Majalahaula.id – Menteri Koperasi dan UKM Teten Masduki menolak jual beli baju bekas impor atau thrifting impor karena ingin melindungi industri tekstil milik pelaku UMKM.
Menurutnya, impor produk tekstil bekas dan ilegal tersebut tidak sejalan dengan upaya pemerintah mendorong konsumsi produk lokal melalui Gerakan Nasional Bangga Buatan Indonesia (BBI).
Melalui Gerakan Nasional BBI, lanjutnya, pemerintah mempunyai kebijakan untuk belanja 40 persen produk UMKM dalam pengadaan barang. Badan Pusat Statistik (BPS) memprediksi terdapat pertumbuhan ekonomi nasional sebanyak 1,85 persen dan menciptakan dua juta lapangan pekerjaan tanpa investasi baru.
“Jika konsumsi rumah tangga melalukan hal serupa, saya yakin pertumbuhan ekonomi nasional akan semakin meningkat,” terangnya.
Teten meminta bea cukai untuk lebih ketat meningkatkan pengawasan mengenai masuknya pakaian impor bekas ilegal.
“Sebenarnya tidak sulit karena sudah kita investigasi, selain lewat medsos (media sosial), ada di Pasar Senen, Gedebage, dan Pasar Baru. Dari situ kan lebih mudah diidentifikasi siapa importirnya,” ungkapnya.
Sementara, Deputi Bidang UKM Kemenkop dan UKM Hanung Harimba Rachman meminta penjualan pakaian bekas impor di media sosial dapat dibatasi agar tidak merusak industri garmen dalam negeri dan produk UMKM dapat tumbuh. Pihaknya bahkan kesulitan melacak penjualan di media sosial karena tidak ada platform dan data yang jelas seperti penjual di e-commerce.
Hanung menjelaskan impor pakaian bekas merupakan tindakan ilegal sebagaimana yang telah diatur dalam Peraturan Menteri Perdagangan Nomor 40 Tahun 2022 tentang Perubahan Atas Peraturan Menteri Perdagangan Nomor 18 Tahun 2021 tentang Barang Dilarang Ekspor dan Barang Dilarang Impor.
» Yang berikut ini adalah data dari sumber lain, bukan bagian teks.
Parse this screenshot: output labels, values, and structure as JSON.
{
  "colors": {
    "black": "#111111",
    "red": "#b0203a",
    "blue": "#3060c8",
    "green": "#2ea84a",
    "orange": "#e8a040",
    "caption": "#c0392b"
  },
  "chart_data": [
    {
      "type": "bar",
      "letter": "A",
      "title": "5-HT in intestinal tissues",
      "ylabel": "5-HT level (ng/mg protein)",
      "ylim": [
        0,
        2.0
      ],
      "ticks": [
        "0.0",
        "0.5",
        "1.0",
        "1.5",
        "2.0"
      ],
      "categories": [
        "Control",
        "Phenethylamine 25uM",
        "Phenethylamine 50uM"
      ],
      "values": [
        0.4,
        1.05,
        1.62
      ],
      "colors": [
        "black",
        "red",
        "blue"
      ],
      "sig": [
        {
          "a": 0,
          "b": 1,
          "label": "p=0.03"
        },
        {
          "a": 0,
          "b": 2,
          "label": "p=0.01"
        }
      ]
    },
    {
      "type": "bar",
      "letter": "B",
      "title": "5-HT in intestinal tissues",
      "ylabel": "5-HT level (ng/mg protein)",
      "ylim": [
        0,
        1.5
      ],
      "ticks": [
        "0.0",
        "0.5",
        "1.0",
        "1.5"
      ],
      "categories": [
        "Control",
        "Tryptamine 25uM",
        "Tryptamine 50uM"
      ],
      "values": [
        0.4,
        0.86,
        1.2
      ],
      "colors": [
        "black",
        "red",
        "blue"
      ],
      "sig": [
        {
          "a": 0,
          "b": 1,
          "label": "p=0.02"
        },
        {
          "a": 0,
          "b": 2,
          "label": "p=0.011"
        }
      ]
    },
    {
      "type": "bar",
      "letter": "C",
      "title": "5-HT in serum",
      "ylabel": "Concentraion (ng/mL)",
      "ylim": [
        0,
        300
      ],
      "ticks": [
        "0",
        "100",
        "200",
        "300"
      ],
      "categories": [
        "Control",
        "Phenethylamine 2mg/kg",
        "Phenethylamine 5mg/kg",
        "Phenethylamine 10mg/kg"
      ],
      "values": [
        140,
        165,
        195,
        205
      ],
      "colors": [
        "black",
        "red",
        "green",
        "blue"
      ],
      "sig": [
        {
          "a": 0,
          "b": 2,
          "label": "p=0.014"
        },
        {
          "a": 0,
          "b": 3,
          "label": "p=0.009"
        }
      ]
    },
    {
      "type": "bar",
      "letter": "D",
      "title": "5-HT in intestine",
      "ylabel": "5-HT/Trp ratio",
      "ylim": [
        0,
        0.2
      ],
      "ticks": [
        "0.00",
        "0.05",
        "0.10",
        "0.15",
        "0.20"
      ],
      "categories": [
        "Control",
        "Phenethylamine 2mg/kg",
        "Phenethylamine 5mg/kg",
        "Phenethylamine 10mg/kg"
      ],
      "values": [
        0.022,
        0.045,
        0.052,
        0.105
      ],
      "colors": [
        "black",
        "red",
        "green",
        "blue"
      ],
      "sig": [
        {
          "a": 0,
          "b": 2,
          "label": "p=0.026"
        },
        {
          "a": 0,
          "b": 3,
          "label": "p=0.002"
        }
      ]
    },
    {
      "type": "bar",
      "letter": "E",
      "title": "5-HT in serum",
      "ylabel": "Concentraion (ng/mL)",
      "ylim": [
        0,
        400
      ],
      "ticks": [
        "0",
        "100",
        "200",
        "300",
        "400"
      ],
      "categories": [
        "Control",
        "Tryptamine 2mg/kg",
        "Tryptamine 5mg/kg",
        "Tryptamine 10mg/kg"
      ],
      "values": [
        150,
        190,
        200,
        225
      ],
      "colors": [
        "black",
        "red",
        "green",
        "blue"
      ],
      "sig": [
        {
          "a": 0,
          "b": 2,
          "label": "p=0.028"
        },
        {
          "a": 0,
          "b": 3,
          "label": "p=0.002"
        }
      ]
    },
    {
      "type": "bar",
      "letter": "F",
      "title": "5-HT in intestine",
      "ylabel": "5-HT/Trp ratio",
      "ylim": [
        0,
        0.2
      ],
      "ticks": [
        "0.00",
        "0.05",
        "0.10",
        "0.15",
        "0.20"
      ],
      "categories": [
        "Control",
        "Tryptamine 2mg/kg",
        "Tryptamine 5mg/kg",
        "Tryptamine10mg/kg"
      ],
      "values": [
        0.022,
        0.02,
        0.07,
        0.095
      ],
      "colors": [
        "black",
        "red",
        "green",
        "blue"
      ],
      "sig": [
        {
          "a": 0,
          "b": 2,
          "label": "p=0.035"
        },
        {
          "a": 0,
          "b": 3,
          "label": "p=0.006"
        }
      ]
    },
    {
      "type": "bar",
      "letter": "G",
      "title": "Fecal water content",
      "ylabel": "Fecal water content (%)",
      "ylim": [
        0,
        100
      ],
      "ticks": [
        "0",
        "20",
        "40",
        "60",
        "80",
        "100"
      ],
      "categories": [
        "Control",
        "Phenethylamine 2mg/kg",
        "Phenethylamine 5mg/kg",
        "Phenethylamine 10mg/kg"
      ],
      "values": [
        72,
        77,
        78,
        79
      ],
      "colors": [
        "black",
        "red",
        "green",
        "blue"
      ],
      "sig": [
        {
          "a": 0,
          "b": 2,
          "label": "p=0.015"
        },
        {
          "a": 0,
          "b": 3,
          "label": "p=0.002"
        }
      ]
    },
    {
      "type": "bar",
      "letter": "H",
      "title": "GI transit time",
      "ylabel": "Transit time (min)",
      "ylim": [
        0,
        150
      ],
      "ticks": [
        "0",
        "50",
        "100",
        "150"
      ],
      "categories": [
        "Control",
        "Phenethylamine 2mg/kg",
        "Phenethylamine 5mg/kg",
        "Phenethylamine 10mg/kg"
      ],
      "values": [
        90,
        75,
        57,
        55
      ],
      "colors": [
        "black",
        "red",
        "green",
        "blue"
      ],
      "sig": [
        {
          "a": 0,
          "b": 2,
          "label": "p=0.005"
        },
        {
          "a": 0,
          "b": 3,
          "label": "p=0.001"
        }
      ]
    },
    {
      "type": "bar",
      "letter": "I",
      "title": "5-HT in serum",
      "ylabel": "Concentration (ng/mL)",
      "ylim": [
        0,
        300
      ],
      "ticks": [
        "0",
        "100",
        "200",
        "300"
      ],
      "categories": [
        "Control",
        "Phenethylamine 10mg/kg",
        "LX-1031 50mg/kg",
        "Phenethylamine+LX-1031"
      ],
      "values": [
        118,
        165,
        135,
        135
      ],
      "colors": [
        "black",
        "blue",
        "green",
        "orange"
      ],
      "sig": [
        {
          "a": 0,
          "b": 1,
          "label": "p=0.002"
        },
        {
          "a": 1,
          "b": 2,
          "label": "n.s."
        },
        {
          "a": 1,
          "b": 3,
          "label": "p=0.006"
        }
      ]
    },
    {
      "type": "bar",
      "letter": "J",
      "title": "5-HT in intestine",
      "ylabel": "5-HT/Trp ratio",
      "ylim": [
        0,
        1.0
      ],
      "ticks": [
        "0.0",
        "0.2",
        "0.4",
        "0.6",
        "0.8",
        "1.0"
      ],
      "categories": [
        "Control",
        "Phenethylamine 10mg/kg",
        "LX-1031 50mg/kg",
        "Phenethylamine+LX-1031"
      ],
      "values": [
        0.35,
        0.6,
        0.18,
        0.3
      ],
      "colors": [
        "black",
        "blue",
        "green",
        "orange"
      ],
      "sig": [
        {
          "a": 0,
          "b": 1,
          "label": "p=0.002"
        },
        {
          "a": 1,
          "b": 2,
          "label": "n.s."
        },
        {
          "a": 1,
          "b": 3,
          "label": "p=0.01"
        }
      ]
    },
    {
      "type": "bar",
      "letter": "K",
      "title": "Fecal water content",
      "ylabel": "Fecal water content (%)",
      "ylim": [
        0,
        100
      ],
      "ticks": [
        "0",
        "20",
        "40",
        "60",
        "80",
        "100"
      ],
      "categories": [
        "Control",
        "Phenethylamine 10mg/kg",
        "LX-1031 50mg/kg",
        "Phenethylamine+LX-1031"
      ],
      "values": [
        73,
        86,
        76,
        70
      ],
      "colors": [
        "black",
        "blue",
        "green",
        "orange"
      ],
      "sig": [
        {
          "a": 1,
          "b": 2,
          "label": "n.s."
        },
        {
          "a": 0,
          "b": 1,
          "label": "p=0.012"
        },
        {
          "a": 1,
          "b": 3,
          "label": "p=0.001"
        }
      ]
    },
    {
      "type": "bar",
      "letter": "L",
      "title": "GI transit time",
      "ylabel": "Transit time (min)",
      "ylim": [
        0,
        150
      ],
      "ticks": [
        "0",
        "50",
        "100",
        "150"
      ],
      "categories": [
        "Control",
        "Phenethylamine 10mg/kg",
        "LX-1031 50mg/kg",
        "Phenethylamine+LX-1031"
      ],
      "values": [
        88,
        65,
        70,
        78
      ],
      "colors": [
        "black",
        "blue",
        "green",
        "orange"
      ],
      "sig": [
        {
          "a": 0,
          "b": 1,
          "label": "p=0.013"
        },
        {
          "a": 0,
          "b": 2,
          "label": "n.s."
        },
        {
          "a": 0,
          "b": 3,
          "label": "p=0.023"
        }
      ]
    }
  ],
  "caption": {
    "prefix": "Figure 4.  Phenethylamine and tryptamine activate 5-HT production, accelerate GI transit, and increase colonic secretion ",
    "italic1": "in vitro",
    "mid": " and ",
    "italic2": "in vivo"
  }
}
Pada Pasal 2 Ayat 3 tertulis pakaian bekas dilarang untuk diimpor karena sejumlah alasan, mulai dari masalah kesehatan hingga lingkungan.
“Masyarakat kita ini masih banyak yg suka brand dan sensitif dengan harga, jadi ini mengganggu UMKM kita yang produsen produk yang lebih sehat,” ujarnya.
Ia memaparkan, terdapat sejumlah tantangan dalam penegakan hukum. Pertama, wilayah Indonesia yang luas menyebabkan aparat penegak hukum dan stakeholder terkait kesulitan memberantas impor ilegal. Kemudian kesadaran dari konsumen dan penjual. Banyak yang menganggap bahwa produk ini produk yang tidak dilarang diimpor dan masyarakat belum banyak yang mendukung kebijakan. Selain juga alokasi dana yang terbatas untuk memusnahkan tumpukan barang.
“Kami mengusulkan agar penjualan pakaian impor bekas di media sosial turut dibatasi, selain tentunya mengusut importir di sentra pakaian bekas. Literasi, sosialisasi produk dan intensifkan gerakan bangga buatan produk Indonesia,” pungkasnya.